We successfully developed recombinant human interferon alpha-2b (rhIFN- α 2b) and mutein forms through the site-directed mutagenesis technique. The mutein forms were developed by substituting cysteins at positions 2 and 99 with aspartic acids. The potential adverse effects of these rhIFN- α 2bs were assessed by acute and subchronic studies.
In the acute study, rhIFN- α 2bs were subcutaneously administered to mice at a single dose of 97.5 μ g/kg, 975 μ g/kg, and 9.75 mg/kg BW and were observed for 14 days. In the subchronic study, single dose of 1.95 μ g/kg and 19.5 μ g/kg, respectively, was given subcutaneously every 3 days for 45 days.
No death as well as abnormality in body weight, behavior, presentation of main organs, and value of plasma SGPT and SGOT was observed. Wild type and mutein rhIFN- α 2bs did not show significant adverse effects at dose up to 9.75 mg/kg BW. Administration of these rhIFN- α 2bs given repeatedly did not induce any adverse effect.
These results suggest that our rhIFN- α 2bs are safe. However, further study is still needed to clarify the safety issue before use in clinical trial.
我们通过定点突变技术成功开发了重组人干扰素 α-2b(rhIFN-α2b)及其突变体。突变体是通过将 2 位和 99 位的半胱氨酸突变为天冬氨酸而开发的。通过急性和亚慢性研究评估了这些 rhIFN-α2b 的潜在不良反应。
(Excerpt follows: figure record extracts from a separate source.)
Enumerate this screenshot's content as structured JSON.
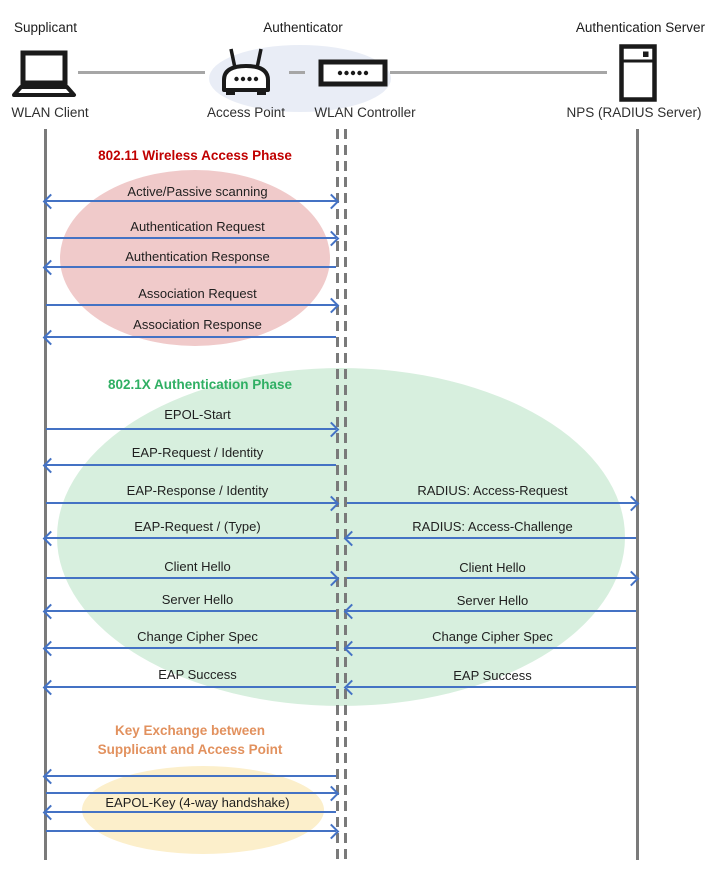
{
  "colors": {
    "arrow": "#4472C4",
    "lifeline": "#7A7A7A",
    "connector": "#A6A6A6",
    "phase-red": "#C00000",
    "phase-green": "#2FAF63",
    "phase-orange": "#E2915E",
    "ellipse-pink": "#F0CACA",
    "ellipse-green": "#D7EFDE",
    "ellipse-yellow": "#FCEFCB",
    "ellipse-blue": "#E9EDF6"
  },
  "header": {
    "roles": {
      "left": "Supplicant",
      "middle": "Authenticator",
      "right": "Authentication Server"
    },
    "devices": {
      "client": "WLAN Client",
      "access_point": "Access Point",
      "controller": "WLAN Controller",
      "server": "NPS (RADIUS Server)"
    }
  },
  "phases": {
    "p80211": {
      "title": "802.11 Wireless Access Phase"
    },
    "p8021x": {
      "title": "802.1X Authentication Phase"
    },
    "key_exchange": {
      "line1": "Key Exchange between",
      "line2": "Supplicant and Access Point"
    }
  },
  "messages": {
    "scanning": "Active/Passive scanning",
    "auth_request": "Authentication Request",
    "auth_response": "Authentication Response",
    "assoc_request": "Association Request",
    "assoc_response": "Association Response",
    "epol_start": "EPOL-Start",
    "eap_request_identity": "EAP-Request / Identity",
    "eap_response_identity": "EAP-Response / Identity",
    "radius_access_request": "RADIUS: Access-Request",
    "eap_request_type": "EAP-Request / (Type)",
    "radius_access_challenge": "RADIUS: Access-Challenge",
    "client_hello": "Client Hello",
    "server_hello": "Server Hello",
    "change_cipher_spec": "Change Cipher Spec",
    "eap_success": "EAP Success",
    "eapol_key": "EAPOL-Key (4-way handshake)"
  }
}
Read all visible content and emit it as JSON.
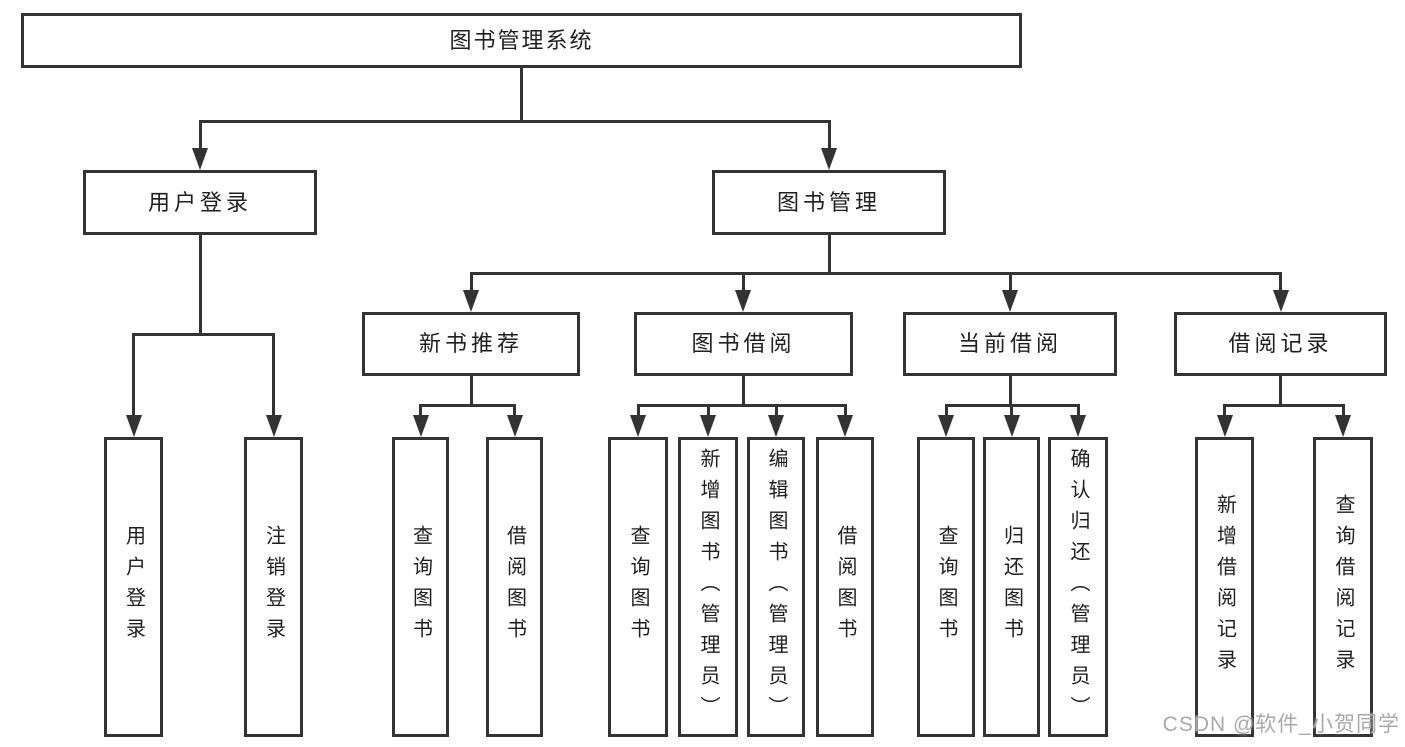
{
  "nodes": {
    "root": "图书管理系统",
    "branches": {
      "user_login": {
        "label": "用户登录",
        "children": {
          "login": "用户登录",
          "logout": "注销登录"
        }
      },
      "book_mgmt": {
        "label": "图书管理",
        "sections": {
          "new_book": {
            "label": "新书推荐",
            "children": {
              "query": "查询图书",
              "borrow": "借阅图书"
            }
          },
          "borrow": {
            "label": "图书借阅",
            "children": {
              "query": "查询图书",
              "add": "新增图书（管理员）",
              "edit": "编辑图书（管理员）",
              "borrow": "借阅图书"
            }
          },
          "current": {
            "label": "当前借阅",
            "children": {
              "query": "查询图书",
              "return": "归还图书",
              "confirm": "确认归还（管理员）"
            }
          },
          "records": {
            "label": "借阅记录",
            "children": {
              "add": "新增借阅记录",
              "query": "查询借阅记录"
            }
          }
        }
      }
    }
  },
  "watermark": "CSDN @软件_小贺同学",
  "colors": {
    "line": "#333333",
    "text": "#1f1f1f",
    "background": "#ffffff",
    "watermark": "#a9a9a9"
  }
}
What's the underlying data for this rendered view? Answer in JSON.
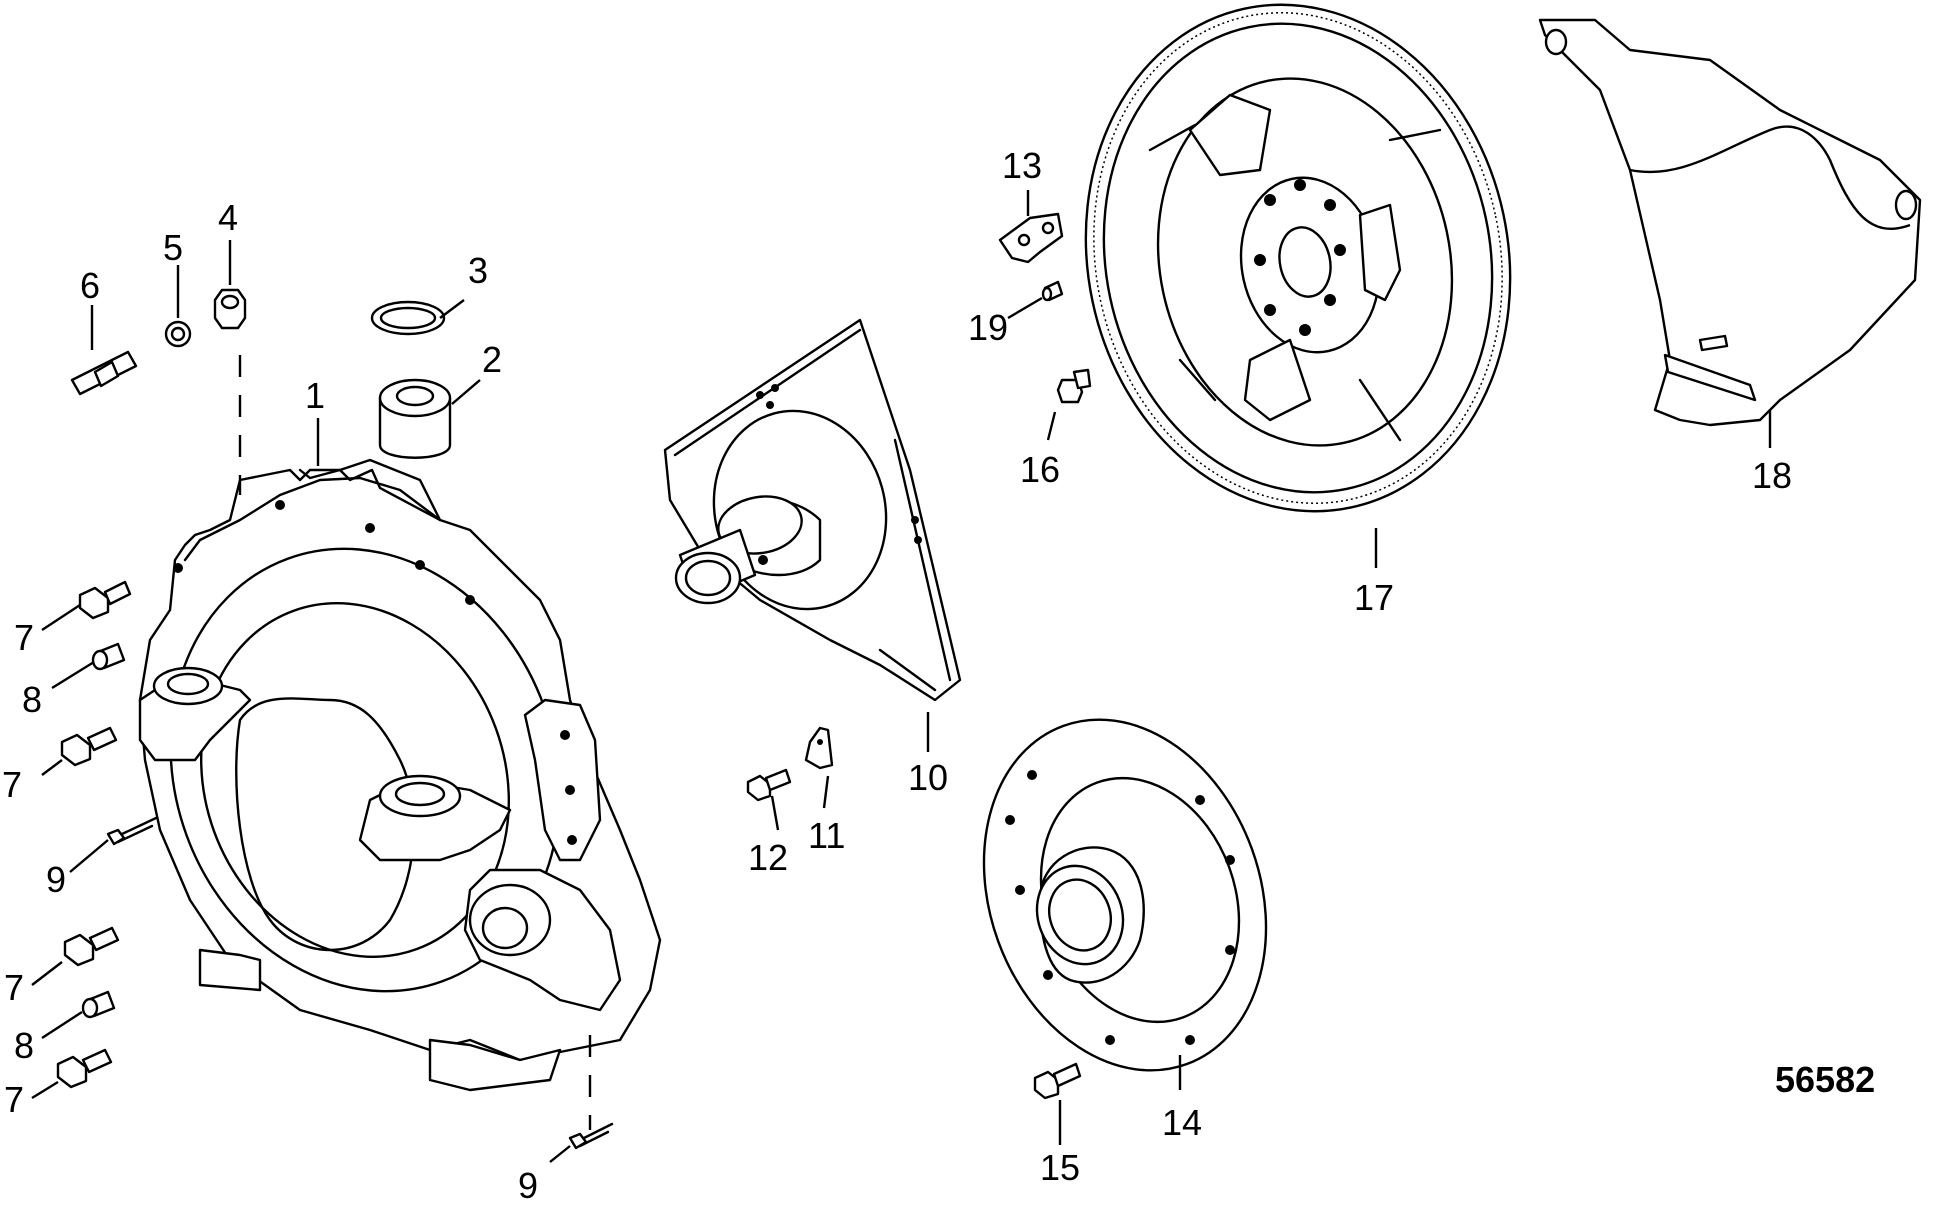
{
  "diagram": {
    "reference_number": "56582",
    "callouts": [
      "1",
      "2",
      "3",
      "4",
      "5",
      "6",
      "7",
      "8",
      "7",
      "9",
      "7",
      "8",
      "7",
      "9",
      "10",
      "11",
      "12",
      "13",
      "14",
      "15",
      "16",
      "17",
      "18",
      "19"
    ]
  },
  "parts": [
    {
      "id": "1",
      "shape": "flywheel-housing"
    },
    {
      "id": "2",
      "shape": "mount-bushing"
    },
    {
      "id": "3",
      "shape": "ring"
    },
    {
      "id": "4",
      "shape": "hex-nut"
    },
    {
      "id": "5",
      "shape": "washer"
    },
    {
      "id": "6",
      "shape": "stud"
    },
    {
      "id": "7",
      "shape": "bolt"
    },
    {
      "id": "8",
      "shape": "dowel-pin"
    },
    {
      "id": "9",
      "shape": "bolt"
    },
    {
      "id": "10",
      "shape": "drive-plate-with-coupler"
    },
    {
      "id": "11",
      "shape": "plate"
    },
    {
      "id": "12",
      "shape": "screw"
    },
    {
      "id": "13",
      "shape": "bracket"
    },
    {
      "id": "14",
      "shape": "coupler"
    },
    {
      "id": "15",
      "shape": "screw"
    },
    {
      "id": "16",
      "shape": "flange-nut"
    },
    {
      "id": "17",
      "shape": "flywheel-ring-gear"
    },
    {
      "id": "18",
      "shape": "cover-plate"
    },
    {
      "id": "19",
      "shape": "pin"
    }
  ]
}
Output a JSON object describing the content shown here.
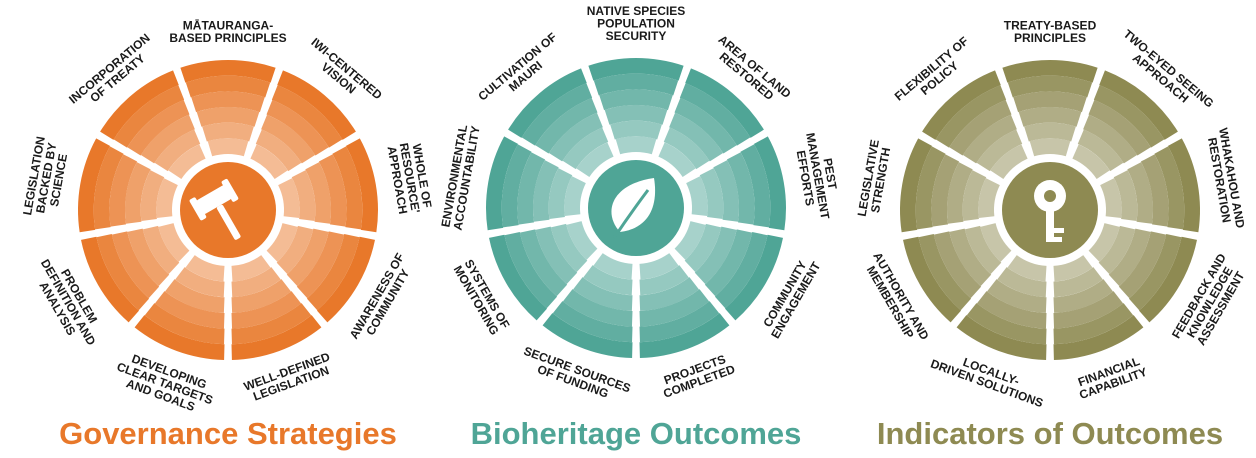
{
  "wheels": [
    {
      "title": "Governance Strategies",
      "color": "#E8782A",
      "icon": "gavel-icon",
      "segments": [
        [
          "MĀTAURANGA-",
          "BASED PRINCIPLES"
        ],
        [
          "IWI-CENTERED",
          "VISION"
        ],
        [
          "WHOLE OF",
          "RESOURCE'",
          "APPROACH"
        ],
        [
          "AWARENESS OF",
          "COMMUNITY"
        ],
        [
          "WELL-DEFINED",
          "LEGISLATION"
        ],
        [
          "DEVELOPING",
          "CLEAR TARGETS",
          "AND GOALS"
        ],
        [
          "PROBLEM",
          "DEFINITION AND",
          "ANALYSIS"
        ],
        [
          "LEGISLATION",
          "BACKED BY",
          "SCIENCE"
        ],
        [
          "INCORPORATION",
          "OF TREATY"
        ]
      ]
    },
    {
      "title": "Bioheritage Outcomes",
      "color": "#4FA596",
      "icon": "leaf-icon",
      "segments": [
        [
          "NATIVE SPECIES",
          "POPULATION",
          "SECURITY"
        ],
        [
          "AREA OF LAND",
          "RESTORED"
        ],
        [
          "PEST",
          "MANAGEMENT",
          "EFFORTS"
        ],
        [
          "COMMUNITY",
          "ENGAGEMENT"
        ],
        [
          "PROJECTS",
          "COMPLETED"
        ],
        [
          "SECURE SOURCES",
          "OF FUNDING"
        ],
        [
          "SYSTEMS OF",
          "MONITORING"
        ],
        [
          "ENVIRONMENTAL",
          "ACCOUNTABILITY"
        ],
        [
          "CULTIVATION OF",
          "MAURI"
        ]
      ]
    },
    {
      "title": "Indicators of Outcomes",
      "color": "#8E8A52",
      "icon": "key-icon",
      "segments": [
        [
          "TREATY-BASED",
          "PRINCIPLES"
        ],
        [
          "TWO-EYED SEEING",
          "APPROACH"
        ],
        [
          "WHAKAHOU AND",
          "RESTORATION"
        ],
        [
          "FEEDBACK AND",
          "KNOWLEDGE",
          "ASSESSMENT"
        ],
        [
          "FINANCIAL",
          "CAPABILITY"
        ],
        [
          "LOCALLY-",
          "DRIVEN SOLUTIONS"
        ],
        [
          "AUTHORITY AND",
          "MEMBERSHIP"
        ],
        [
          "LEGISLATIVE",
          "STRENGTH"
        ],
        [
          "FLEXIBILITY OF",
          "POLICY"
        ]
      ]
    }
  ]
}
在急性研究中,rhIFN-α2b 以 97.5μ g/kg、975μ g/kg 和 9.75mg/kgBW 的单剂量皮下给予小鼠,并观察 14 天。在亚慢性研究中,分别以 1.95μg/kg 和 19.5μg/kg 的剂量,每 3 天皮下给予一次,共 45 天。
未观察到死亡以及体重、行为、主要器官表现、血浆 SGPT 和 SGOT 值的异常。野生型和突变型 rhIFN-α2b 在高达 9.75mg/kgBW 的剂量下未显示出明显的不良反应。反复给予这些 rhIFN-α2b 不会引起任何不良反应。
这些结果表明我们的 rhIFN-α2b 是安全的。然而,在临床试验中使用之前,仍需要进一步研究来澄清安全性问题。